Three Questions for Barack Obama


(reprinted from www.myspace.com/darleneanitascott 21 October 2008)

Asking me about my politics or my spirituality is like asking me what color panties I’m wearing.  Those are intimate conversations to be had with a very select population.

But I was reading a blog by a guy I used to know; he was writing about his skepticism with the election and most importantly the seemingly imminent election of Barack Obama.  Now, in the interest of full disclosure I should acknowledge that this brother has skepticism about the American government growing out of his beard, locs, and plastered on every flyer he’s ever designed.  I was not convinced by his arguments so much.  But it did make me think about my own concerns.

I wish people could devise their own, but since they might not, I decided to break my rule about when and where I talk politics a little; put some of mine out there.  Maybe my questions, like his did for me, will make you think up some of your own, do a little  research, and mostly avoid blindly choosing “the lesser of two evils” as some people describe their vote for Obama also known as “why I won’t vote the McCain/Palin ticket.”

Here’s a short list of why I’m uneasy about Obama (please don’t shoot):
1.  Where is that boy’s (maternal) grandmama?  I can tell you that my grandmother would be all up in the camera if she thought I was running for a national office–not just because she wanted to say how great I am but because I would want to show her off; kind of like Obama shows off his acceptably brown wife and children.  And my grandmama, unlike his, did not raise me.  That alone makes her absence even more conspicuous.

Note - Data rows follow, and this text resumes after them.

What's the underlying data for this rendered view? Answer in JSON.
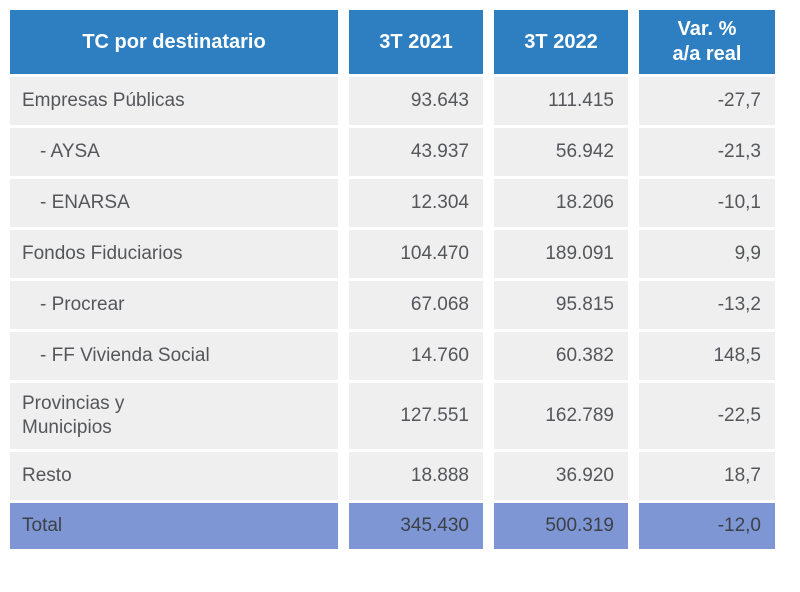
{
  "chart_data": {
    "type": "table",
    "title": "TC por destinatario",
    "columns": [
      "TC por destinatario",
      "3T 2021",
      "3T 2022",
      "Var. %\na/a real"
    ],
    "rows": [
      {
        "label": "Empresas Públicas",
        "indent": false,
        "y2021": "93.643",
        "y2022": "111.415",
        "var": "-27,7"
      },
      {
        "label": "- AYSA",
        "indent": true,
        "y2021": "43.937",
        "y2022": "56.942",
        "var": "-21,3"
      },
      {
        "label": "- ENARSA",
        "indent": true,
        "y2021": "12.304",
        "y2022": "18.206",
        "var": "-10,1"
      },
      {
        "label": "Fondos Fiduciarios",
        "indent": false,
        "y2021": "104.470",
        "y2022": "189.091",
        "var": "9,9"
      },
      {
        "label": "- Procrear",
        "indent": true,
        "y2021": "67.068",
        "y2022": "95.815",
        "var": "-13,2"
      },
      {
        "label": "- FF Vivienda Social",
        "indent": true,
        "y2021": "14.760",
        "y2022": "60.382",
        "var": "148,5"
      },
      {
        "label": "Provincias y\nMunicipios",
        "indent": false,
        "y2021": "127.551",
        "y2022": "162.789",
        "var": "-22,5"
      },
      {
        "label": "Resto",
        "indent": false,
        "y2021": "18.888",
        "y2022": "36.920",
        "var": "18,7"
      }
    ],
    "total": {
      "label": "Total",
      "y2021": "345.430",
      "y2022": "500.319",
      "var": "-12,0"
    },
    "layout": {
      "grid": "off",
      "legend": "none"
    }
  },
  "colors": {
    "header_bg": "#2d7fc1",
    "header_text": "#ffffff",
    "row_bg": "#efefef",
    "total_bg": "#7e96d4",
    "body_text": "#55565a"
  }
}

2.  What do bi-racial children think of Obama’s identification as “black?” This country’s history dictates a man of Obama’s complexion and demeanor identify with the melanin that earned him each.  Being raised by a white woman notwithstanding; not even knowing his black father notwithstanding, his self-identification as “black” is simplistic in a way that Obama has never shown himself to be. Well, except in this case, and maybe, too, in his response to the acquittal of the officers who shot Sean Bell.

3.  If Al Sharpton has a big mouth when it comes to race and class issues, does that make Obama silent?  His name must have meant something in Illinois, but until the campaigning began Obama’s name very rarely (none that I personally remember although I hardly follow the news as closely as I might) cropped up in national issues affecting either.

His relationship with the incendiary supposedly race-forward reverend, Jeremiah Wright, notwithstanding, I was taken aback by his response to the acquittal of the NYPD officers who swiss-cheesed an unarmed Sean Bell.  Respect the judicial process?   From a “black man”  who is well aware of the injustice of such a process for poor and colored (black, brown, red, yellow) people?  I would’ve expected as graceful a response, but certainly more relevant and empathetic to the specifics of the case from a “black” man.

So while I admire Obama’s grace and his platform of change is hopeful, especially considering what we’ve been through under the current administration, I’m not wholly willing to vote for the lesser of two evils.  I’d rather not vote for evil at all.  But then, I’m an all or nothing kind of girl for all that’s good and bad about that kind of personality.  And to me a blind (read: uninformed) vote is like a bullet in the dark.

All I’m hoping is that y’all don’t vote blindly.  At least know your target and decide if you’re willing to do the time if you hit the bullseye.